I’ve written, prescriptively, that money shouldn’t buy anything that matters: not healthcare or education, for example.
Anything we can do, we can afford
But at the top level money can’t buy anything you couldn’t do anyway. Anything we can’t do, we can only buy from others. The Britian of the thirties was still, despite all its problems, a great industrial power. They could do most things, and it was ridiculous to pretend they didn’t have the money. They could build ships and buildings and refine medicines and so on.
There we some things they couldn’t do: they couldn’t produce as much food as they wanted: they bad to buy that from others. But since other people wanted what they could do, they would accept British pounds.
And there were things no one could do, and money wouldn’t buy those things: go to the moon, for example.
Today, for all our money and science, we still can’t just buy an end to cancer.
There’s a little, largely bullshit “law” in economics called the “law of comparative advantage.” If we all do what we’re best at, we’ll produce the most stuff, including services and we’ll all be best off. There’s a certain technical truth to this law.
But if you can’t produce something yourself, you can only buy/do it if those who produce it are willing to sell to you, and if you must have it, they can charge very high prices if they sell at all.
Britain couldn’t produce enough Destroyers in WWII, so they had to go begging to America to get them, and the price the Americans charged was extremely, extremely high. (The book “That Man” by Justice Johnson goes into this.)
Ukraine wants a lot more missiles and artillery shells, but Europe and America don’t make enough or won’t sell large chunks of their reserves.
When you don’t have or, or lose the ability to produce something yourself you lose the ability to buy it with your own currency without other countries having a veto. Produce can mean many things, for the Japanese and Germans in WWII, it meant not having enough oil production of their own.
When America and the West in general shipped their productive capacity overseas they assumed that it didn’t matter: that in the world of free trade, they’d always be able to buy what they needed, and that they’d have effectively infinite money.
It doesn’t work like that. If we produce less, in time our standards of living will decline and in times of crisis, others will keep what matters for themselves first. (Covid vaccines illustrated this, and even if you think they didn’t work, well, at the time the vast majority didn’t believe that.)
As climate change, ecological collapse and civilization collapse continue, we will also find our ability to buy what we need constrained: not enough water in large areas. Not enough fertile farmland. It isn’t that there is nothing we can do: we can try varieties of indoor farming and we can de-salinize water and so on, but we won’t be able to buy enough of what we need. We won’t be able to easily buy insects or bees, or fish in the ocean or low CO2 in the air.

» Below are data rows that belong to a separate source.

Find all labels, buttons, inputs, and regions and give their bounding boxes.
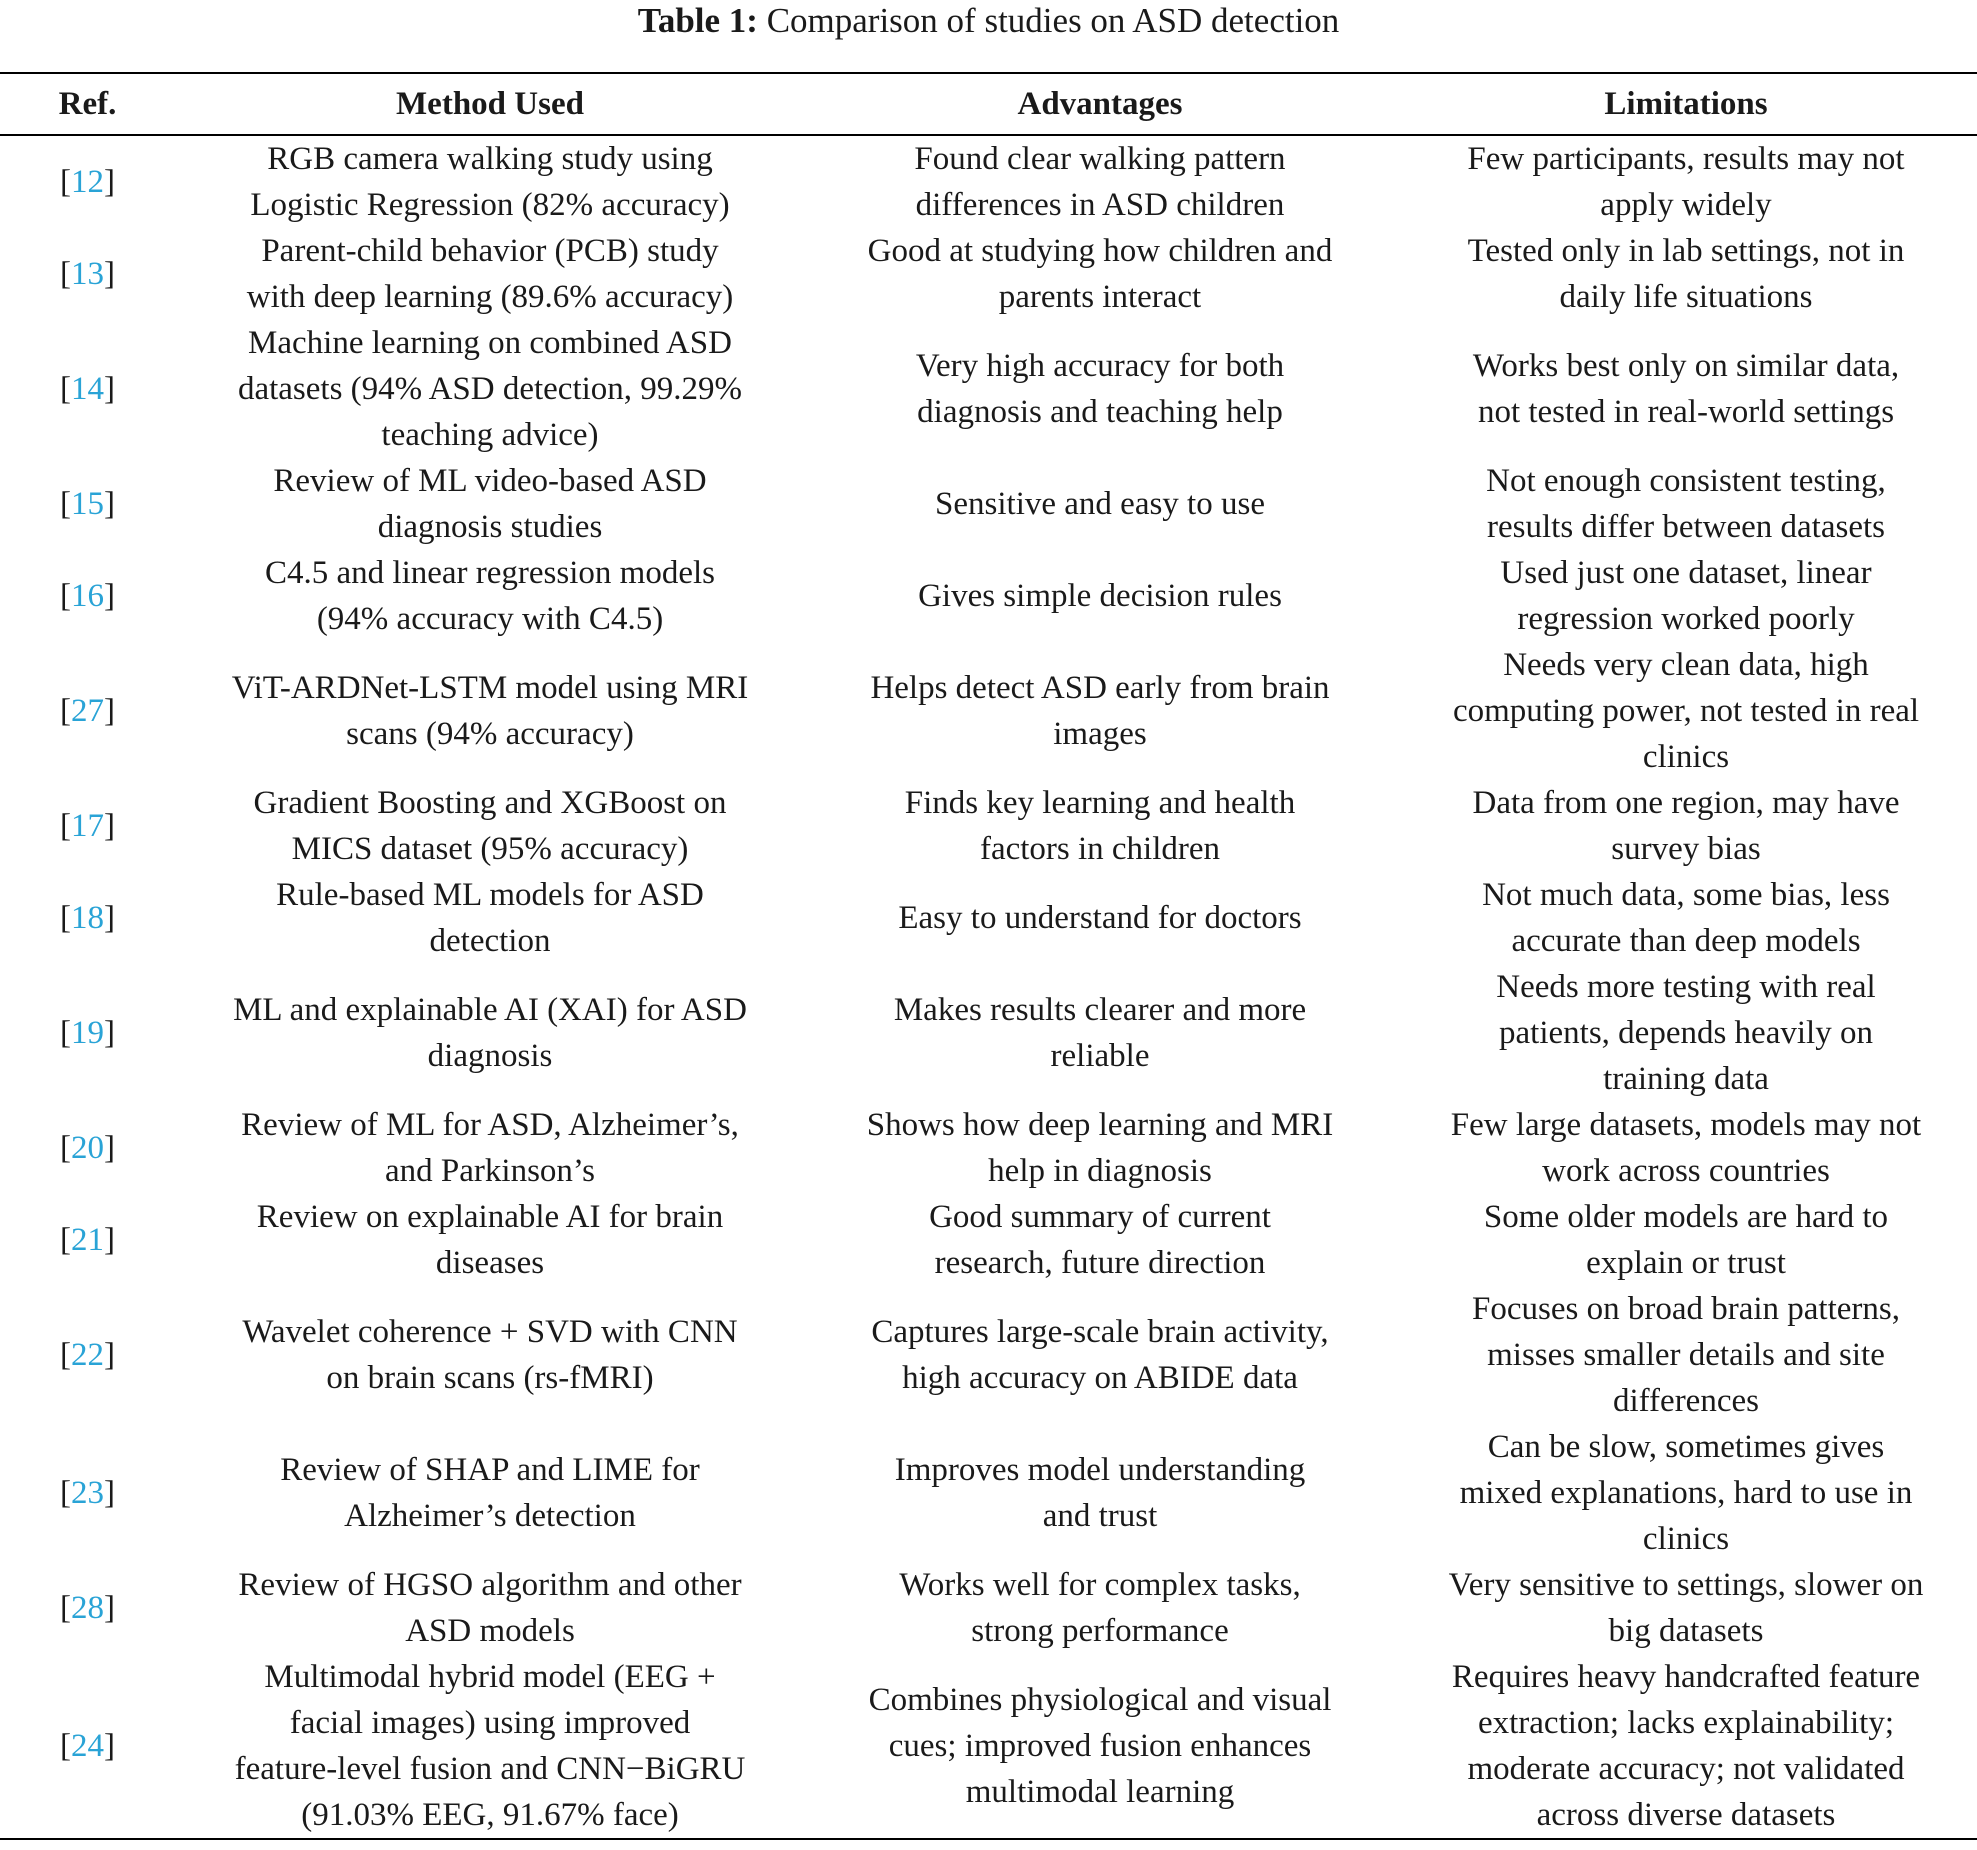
cell-limitations-line: big datasets: [1608, 1613, 1764, 1649]
cell-method: [175, 550, 805, 642]
cell-limitations: [1395, 228, 1977, 320]
cell-method: [175, 872, 805, 964]
ref-bracket-close: ]: [104, 900, 115, 936]
cell-limitations: [1395, 1194, 1977, 1286]
cell-advantages: [805, 1286, 1395, 1424]
table-caption-label: Table 1:: [637, 1, 758, 40]
cell-method-line: Wavelet coherence + SVD with CNN: [242, 1314, 738, 1350]
cell-method-line: Review of HGSO algorithm and other: [238, 1567, 742, 1603]
cell-limitations-line: moderate accuracy; not validated: [1467, 1751, 1905, 1787]
cell-method-line: teaching advice): [381, 417, 599, 453]
cell-method-line: Review of ML for ASD, Alzheimer’s,: [241, 1107, 739, 1143]
reference-link[interactable]: 21: [71, 1222, 104, 1258]
cell-limitations: [1395, 872, 1977, 964]
header-ref: Ref.: [58, 86, 117, 122]
table-row: [0, 228, 1977, 320]
table-row: [0, 964, 1977, 1102]
ref-bracket-open: [: [60, 486, 71, 522]
ref-bracket-close: ]: [104, 1475, 115, 1511]
cell-limitations: [1395, 1562, 1977, 1654]
cell-advantages-line: differences in ASD children: [915, 187, 1285, 223]
cell-limitations-line: differences: [1613, 1383, 1759, 1419]
cell-method-line: scans (94% accuracy): [346, 716, 634, 752]
cell-advantages: [805, 550, 1395, 642]
cell-advantages: [805, 642, 1395, 780]
ref-bracket-open: [: [60, 1728, 71, 1764]
cell-advantages-line: and trust: [1042, 1498, 1158, 1534]
reference-link[interactable]: 27: [71, 693, 104, 729]
cell-method: [175, 1286, 805, 1424]
cell-method-line: RGB camera walking study using: [267, 141, 713, 177]
cell-method-line: detection: [429, 923, 551, 959]
reference-link[interactable]: 15: [71, 486, 104, 522]
cell-limitations-line: work across countries: [1542, 1153, 1830, 1189]
cell-ref: [0, 1194, 175, 1286]
cell-ref: [0, 1286, 175, 1424]
cell-method-line: with deep learning (89.6% accuracy): [246, 279, 734, 315]
header-row: [0, 73, 1977, 135]
ref-bracket-open: [: [60, 1222, 71, 1258]
reference-link[interactable]: 22: [71, 1337, 104, 1373]
cell-ref: [0, 872, 175, 964]
cell-method-line: C4.5 and linear regression models: [265, 555, 715, 591]
cell-method-line: Parent-child behavior (PCB) study: [261, 233, 719, 269]
cell-limitations-line: Used just one dataset, linear: [1500, 555, 1872, 591]
ref-bracket-close: ]: [104, 1337, 115, 1373]
cell-advantages-line: Very high accuracy for both: [915, 348, 1285, 384]
cell-advantages: [805, 1562, 1395, 1654]
cell-advantages-line: Captures large-scale brain activity,: [871, 1314, 1329, 1350]
cell-ref: [0, 642, 175, 780]
ref-bracket-close: ]: [104, 693, 115, 729]
cell-limitations-line: regression worked poorly: [1517, 601, 1855, 637]
cell-ref: [0, 780, 175, 872]
ref-bracket-open: [: [60, 900, 71, 936]
cell-advantages-line: cues; improved fusion enhances: [888, 1728, 1312, 1764]
reference-link[interactable]: 14: [71, 371, 104, 407]
cell-ref: [0, 135, 175, 228]
ref-bracket-open: [: [60, 256, 71, 292]
cell-method: [175, 320, 805, 458]
cell-method: [175, 1194, 805, 1286]
cell-method-line: Alzheimer’s detection: [344, 1498, 636, 1534]
comparison-table: [0, 72, 1977, 1840]
reference-link[interactable]: 28: [71, 1590, 104, 1626]
cell-limitations-line: accurate than deep models: [1511, 923, 1861, 959]
ref-bracket-open: [: [60, 1015, 71, 1051]
cell-advantages-line: factors in children: [979, 831, 1221, 867]
cell-method-line: ViT-ARDNet-LSTM model using MRI: [231, 670, 749, 706]
ref-bracket-close: ]: [104, 578, 115, 614]
table-row: [0, 458, 1977, 550]
reference-link[interactable]: 24: [71, 1728, 104, 1764]
ref-bracket-open: [: [60, 1475, 71, 1511]
cell-limitations: [1395, 964, 1977, 1102]
ref-bracket-open: [: [60, 371, 71, 407]
cell-limitations: [1395, 135, 1977, 228]
cell-limitations-line: Some older models are hard to: [1483, 1199, 1889, 1235]
table-caption: [0, 0, 1977, 42]
cell-limitations-line: not tested in real-world settings: [1477, 394, 1895, 430]
table-row: [0, 642, 1977, 780]
cell-limitations: [1395, 550, 1977, 642]
cell-method-line: Logistic Regression (82% accuracy): [250, 187, 730, 223]
cell-limitations: [1395, 1286, 1977, 1424]
cell-limitations: [1395, 1654, 1977, 1839]
ref-bracket-open: [: [60, 693, 71, 729]
cell-advantages-line: Finds key learning and health: [904, 785, 1296, 821]
cell-limitations: [1395, 320, 1977, 458]
cell-limitations-line: Works best only on similar data,: [1472, 348, 1900, 384]
cell-ref: [0, 228, 175, 320]
ref-bracket-close: ]: [104, 486, 115, 522]
cell-advantages: [805, 320, 1395, 458]
cell-method-line: datasets (94% ASD detection, 99.29%: [237, 371, 743, 407]
cell-advantages-line: high accuracy on ABIDE data: [902, 1360, 1298, 1396]
cell-method-line: ASD models: [405, 1613, 575, 1649]
cell-ref: [0, 1424, 175, 1562]
cell-limitations-line: Can be slow, sometimes gives: [1487, 1429, 1885, 1465]
cell-limitations-line: Requires heavy handcrafted feature: [1451, 1659, 1921, 1695]
cell-method-line: (91.03% EEG, 91.67% face): [301, 1797, 679, 1833]
ref-bracket-close: ]: [104, 1130, 115, 1166]
cell-limitations: [1395, 458, 1977, 550]
table-row: [0, 320, 1977, 458]
reference-link[interactable]: 23: [71, 1475, 104, 1511]
cell-advantages-line: images: [1053, 716, 1147, 752]
cell-method-line: feature-level fusion and CNN−BiGRU: [234, 1751, 746, 1787]
ref-bracket-close: ]: [104, 808, 115, 844]
cell-limitations: [1395, 780, 1977, 872]
reference-link[interactable]: 12: [71, 164, 104, 200]
table-row: [0, 872, 1977, 964]
cell-advantages: [805, 964, 1395, 1102]
table-header: [0, 73, 1977, 135]
table-row: [0, 1654, 1977, 1839]
cell-method-line: Gradient Boosting and XGBoost on: [253, 785, 727, 821]
cell-advantages-line: Improves model understanding: [894, 1452, 1306, 1488]
cell-advantages-line: research, future direction: [934, 1245, 1266, 1281]
cell-method-line: facial images) using improved: [289, 1705, 691, 1741]
reference-link[interactable]: 20: [71, 1130, 104, 1166]
table-row: [0, 550, 1977, 642]
table-row: [0, 135, 1977, 228]
cell-advantages-line: Good summary of current: [929, 1199, 1271, 1235]
cell-limitations-line: training data: [1603, 1061, 1769, 1097]
cell-advantages-line: diagnosis and teaching help: [917, 394, 1283, 430]
cell-limitations-line: Few large datasets, models may not: [1450, 1107, 1922, 1143]
cell-limitations-line: misses smaller details and site: [1487, 1337, 1885, 1373]
cell-limitations-line: computing power, not tested in real: [1452, 693, 1920, 729]
reference-link[interactable]: 19: [71, 1015, 104, 1051]
cell-method: [175, 458, 805, 550]
cell-method: [175, 1654, 805, 1839]
cell-advantages-line: Good at studying how children and: [867, 233, 1333, 269]
cell-ref: [0, 1562, 175, 1654]
cell-advantages: [805, 1194, 1395, 1286]
cell-ref: [0, 1654, 175, 1839]
table-row: [0, 1194, 1977, 1286]
cell-limitations-line: Tested only in lab settings, not in: [1467, 233, 1905, 269]
table-body: [0, 135, 1977, 1839]
cell-advantages-line: Helps detect ASD early from brain: [870, 670, 1330, 706]
cell-advantages-line: parents interact: [998, 279, 1202, 315]
cell-advantages: [805, 872, 1395, 964]
cell-limitations-line: Focuses on broad brain patterns,: [1472, 1291, 1900, 1327]
cell-limitations-line: Not much data, some bias, less: [1482, 877, 1890, 913]
cell-limitations-line: mixed explanations, hard to use in: [1459, 1475, 1913, 1511]
header-limitations: Limitations: [1604, 86, 1768, 122]
ref-bracket-close: ]: [104, 256, 115, 292]
header-method: Method Used: [396, 86, 584, 122]
cell-advantages-line: multimodal learning: [965, 1774, 1235, 1810]
ref-bracket-open: [: [60, 1590, 71, 1626]
ref-bracket-close: ]: [104, 1222, 115, 1258]
cell-advantages: [805, 135, 1395, 228]
cell-limitations-line: results differ between datasets: [1487, 509, 1885, 545]
table-row: [0, 1424, 1977, 1562]
table-row: [0, 1102, 1977, 1194]
cell-method-line: Review of ML video-based ASD: [273, 463, 707, 499]
cell-advantages-line: Easy to understand for doctors: [898, 900, 1302, 936]
cell-method: [175, 1102, 805, 1194]
cell-advantages: [805, 1654, 1395, 1839]
ref-bracket-close: ]: [104, 164, 115, 200]
reference-link[interactable]: 17: [71, 808, 104, 844]
cell-method-line: Review of SHAP and LIME for: [280, 1452, 700, 1488]
cell-advantages-line: Gives simple decision rules: [918, 578, 1282, 614]
cell-advantages: [805, 1102, 1395, 1194]
cell-ref: [0, 550, 175, 642]
cell-limitations-line: extraction; lacks explainability;: [1477, 1705, 1895, 1741]
cell-ref: [0, 964, 175, 1102]
cell-method-line: Machine learning on combined ASD: [248, 325, 732, 361]
cell-advantages-line: help in diagnosis: [988, 1153, 1212, 1189]
cell-method-line: Review on explainable AI for brain: [256, 1199, 724, 1235]
cell-method-line: diagnosis: [427, 1038, 553, 1074]
cell-limitations-line: Needs more testing with real: [1496, 969, 1876, 1005]
cell-limitations-line: apply widely: [1600, 187, 1772, 223]
cell-method: [175, 1424, 805, 1562]
header-advantages: Advantages: [1017, 86, 1183, 122]
cell-limitations-line: Few participants, results may not: [1467, 141, 1905, 177]
cell-limitations-line: clinics: [1642, 739, 1730, 775]
reference-link[interactable]: 18: [71, 900, 104, 936]
cell-method: [175, 228, 805, 320]
table-caption-text: Comparison of studies on ASD detection: [766, 1, 1340, 40]
cell-limitations-line: survey bias: [1611, 831, 1761, 867]
cell-method-line: Rule-based ML models for ASD: [276, 877, 704, 913]
cell-limitations-line: Very sensitive to settings, slower on: [1448, 1567, 1924, 1603]
cell-advantages-line: Shows how deep learning and MRI: [866, 1107, 1334, 1143]
cell-method: [175, 780, 805, 872]
cell-advantages-line: Works well for complex tasks,: [899, 1567, 1301, 1603]
cell-method-line: and Parkinson’s: [385, 1153, 595, 1189]
ref-bracket-open: [: [60, 808, 71, 844]
cell-method-line: Multimodal hybrid model (EEG +: [264, 1659, 716, 1695]
cell-method-line: MICS dataset (95% accuracy): [291, 831, 689, 867]
table-row: [0, 780, 1977, 872]
cell-advantages-line: Sensitive and easy to use: [935, 486, 1265, 522]
cell-method: [175, 135, 805, 228]
ref-bracket-close: ]: [104, 371, 115, 407]
cell-limitations-line: explain or trust: [1586, 1245, 1786, 1281]
cell-limitations-line: clinics: [1642, 1521, 1730, 1557]
cell-advantages-line: Makes results clearer and more: [893, 992, 1307, 1028]
cell-advantages-line: reliable: [1050, 1038, 1150, 1074]
cell-limitations: [1395, 1102, 1977, 1194]
ref-bracket-open: [: [60, 1337, 71, 1373]
reference-link[interactable]: 13: [71, 256, 104, 292]
cell-limitations-line: across diverse datasets: [1536, 1797, 1836, 1833]
ref-bracket-open: [: [60, 578, 71, 614]
cell-advantages: [805, 458, 1395, 550]
table-row: [0, 1562, 1977, 1654]
cell-method-line: diseases: [435, 1245, 545, 1281]
cell-method-line: on brain scans (rs-fMRI): [326, 1360, 654, 1396]
reference-link[interactable]: 16: [71, 578, 104, 614]
cell-advantages: [805, 228, 1395, 320]
table-row: [0, 1286, 1977, 1424]
cell-ref: [0, 1102, 175, 1194]
cell-method: [175, 1562, 805, 1654]
cell-limitations: [1395, 642, 1977, 780]
cell-limitations-line: Needs very clean data, high: [1503, 647, 1869, 683]
ref-bracket-open: [: [60, 1130, 71, 1166]
ref-bracket-close: ]: [104, 1015, 115, 1051]
cell-advantages-line: Combines physiological and visual: [868, 1682, 1332, 1718]
cell-limitations-line: Data from one region, may have: [1472, 785, 1900, 821]
cell-advantages: [805, 1424, 1395, 1562]
cell-method: [175, 964, 805, 1102]
cell-method-line: ML and explainable AI (XAI) for ASD: [233, 992, 747, 1028]
ref-bracket-close: ]: [104, 1728, 115, 1764]
cell-limitations-line: Not enough consistent testing,: [1486, 463, 1886, 499]
cell-limitations: [1395, 1424, 1977, 1562]
cell-ref: [0, 320, 175, 458]
cell-ref: [0, 458, 175, 550]
cell-advantages-line: strong performance: [971, 1613, 1229, 1649]
cell-limitations-line: patients, depends heavily on: [1499, 1015, 1873, 1051]
cell-limitations-line: daily life situations: [1559, 279, 1813, 315]
cell-method: [175, 642, 805, 780]
cell-method-line: diagnosis studies: [377, 509, 603, 545]
ref-bracket-close: ]: [104, 1590, 115, 1626]
cell-advantages-line: Found clear walking pattern: [914, 141, 1286, 177]
ref-bracket-open: [: [60, 164, 71, 200]
cell-advantages: [805, 780, 1395, 872]
cell-method-line: (94% accuracy with C4.5): [316, 601, 664, 637]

Anything we can do, we can buy. But it we can’t do it, we can’t buy it.
People forget this, both ways. Both in learned helplessness, as if we couldn’t easily house everyone and feed everyone (the absolute food shortages are in the future): we have massive food subsidies and enough ability to build homes, after all.
Anyone saying ‘we can’t afford’ is either a fool, or feeding you bullshit.
But there are some things we can’t afford, and the number of those things will increase over time.